Mousquetaires Group
- Native name: Groupement Mousquetaires
- Company type: Private
- Industry: Retail
- Founded: 1969; 57 years ago
- Founder: Jean-Pierre Le Roch
- Headquarters: Bondoufle, France
- Area served: Europe
- Revenue: ▲45.3 Billion € (2019)
- Number of employees: 112,000
- Divisions: Intermarché Écomarché Netto Interex Bricomarché Roady Restaumarché Vêti Le Relais des Mousquetaires
- Website: www.mousquetaires.com

= Mousquetaires Group =

French multinational retailer

The Mousquetaires Group (Groupement Mousquetaires), formerly Les Mousquetaires, trading as Grupo Mosqueteiros in Portugal and as Grupa Muszkieterów in Poland, is a French retail group operating internationally, founded in 1969. Its head office is in Bondoufle, France.

It operates several different brands for different retail segments, which are mostly suffixed by the term "marché" (French for market), like Intermarché or Bricomarché. The stores are independent businesses, but they are supplied with products and central services by Les Mousquetaires group.

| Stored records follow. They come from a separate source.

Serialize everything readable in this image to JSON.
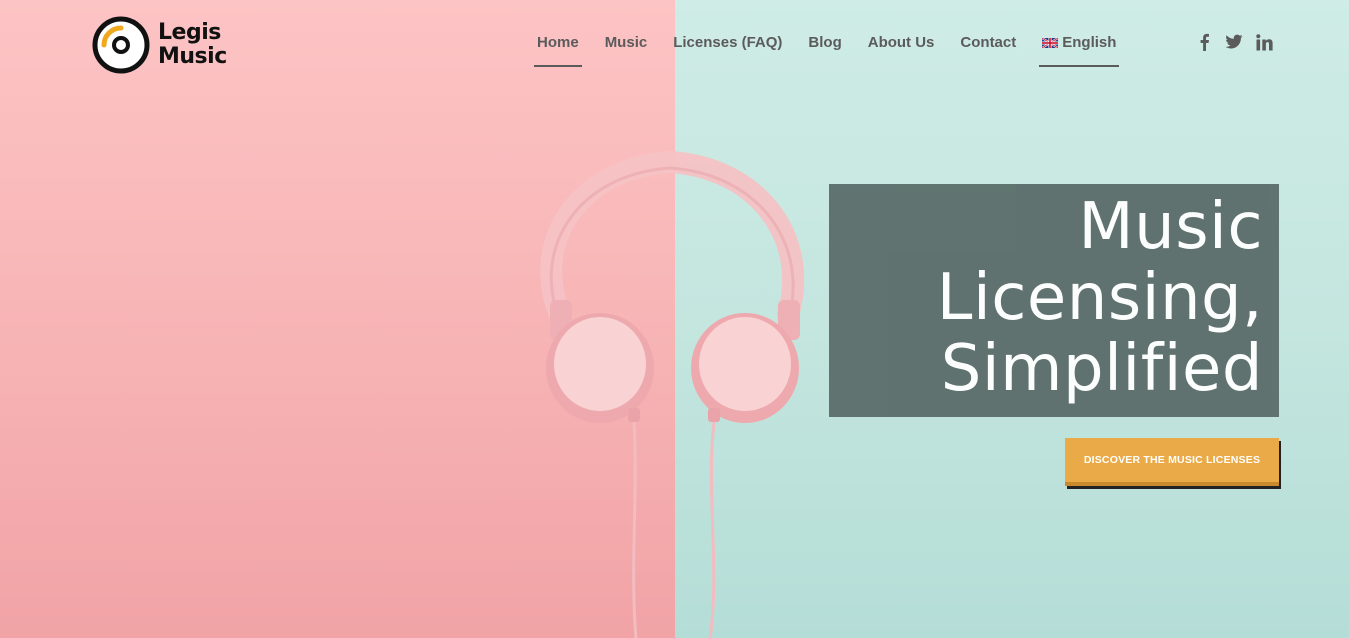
{
  "brand": {
    "name_line1": "Legis",
    "name_line2": "Music"
  },
  "nav": {
    "items": [
      {
        "label": "Home",
        "active": true
      },
      {
        "label": "Music"
      },
      {
        "label": "Licenses (FAQ)"
      },
      {
        "label": "Blog"
      },
      {
        "label": "About Us"
      },
      {
        "label": "Contact"
      }
    ],
    "language": {
      "label": "English",
      "flag_icon": "uk-flag-icon",
      "active": true
    }
  },
  "social": [
    "facebook-icon",
    "twitter-icon",
    "linkedin-icon"
  ],
  "hero": {
    "headline_line1": "Music",
    "headline_line2": "Licensing,",
    "headline_line3": "Simplified",
    "cta_label": "DISCOVER THE MUSIC LICENSES"
  },
  "colors": {
    "bg_left": "#fdc4c5",
    "bg_right": "#c9e9e2",
    "headline_box": "#5c6e6b",
    "cta": "#eaaa47",
    "nav_text": "#5b5b5b",
    "logo_accent": "#f0a81c"
  }
}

The Mousquetaires Group operates in:

- France (4,100 hypermarkets and supermarkets),
- Belgium (159 Intermarché Super supermarkets and Intermarché Contact convenience stores),
- Portugal (367 Intermarché supermarkets and Bricomarché stores),
- Poland (398 Intermarché supermarkets and Bricomarché stores),
- and more than 50 affiliated “Partner” stores in Réunion, Martinique, French Guiana, Guadeloupe, Mayotte, Cameroon, the Republic of the Congo, Gabon, Mauritius, Madagascar, Lebanon, and Georgia.

== History ==

=== "EX" brand ===
Initially, Jean-Pierre Le Roch, a member of the E.Leclerc retail cooperative, was a close associate of Édouard Leclerc. Although fruitful, the relationship between Édouard Leclerc and Jean-Pierre Le Roch deteriorated due to differences of opinion, with Leclerc moving towards consolidating supermarkets into hypermarkets, while Le Roch wanted to open more supermarkets. Their collaboration ended on 15 September 1969, when Jean-Pierre Le Roch resigned from the cooperative following yet another disagreement, taking with him, by ultimatum, ninety-two members at the time, or more than half, and forming a new cooperative called EX - Office de Distribution (EX implying ex-Leclerc), of which Le Roch was appointed president.

=== Intermarché ===

In 1973, the oil company Exxon (known outside the United States under the Esso brand) established itself in France and registered the trademark “Ex” to avoid confusion, asking companies with the prefix “ex-” to change it. Following the example of other brands such as Euromarché, EX chose to rename itself Intermarché.

On 9 June 2009, the Les Mousquetaires group announced that the Intermarché brand would be rolled out across all of its traditional food stores, with the exception of Netto (France), which sells low-cost products.

Intermarché stores are categorized according to their sales area and location:

- Intermarché Hyper for the largest stores;
- Intermarché Super for most Intermarché stores;
- Intermarché Express for stores located in city centers, replacing some Écomarché stores;
- Intermarché Contact to replace the former Écomarché stores and Les Mousquetaires outlets in rural areas.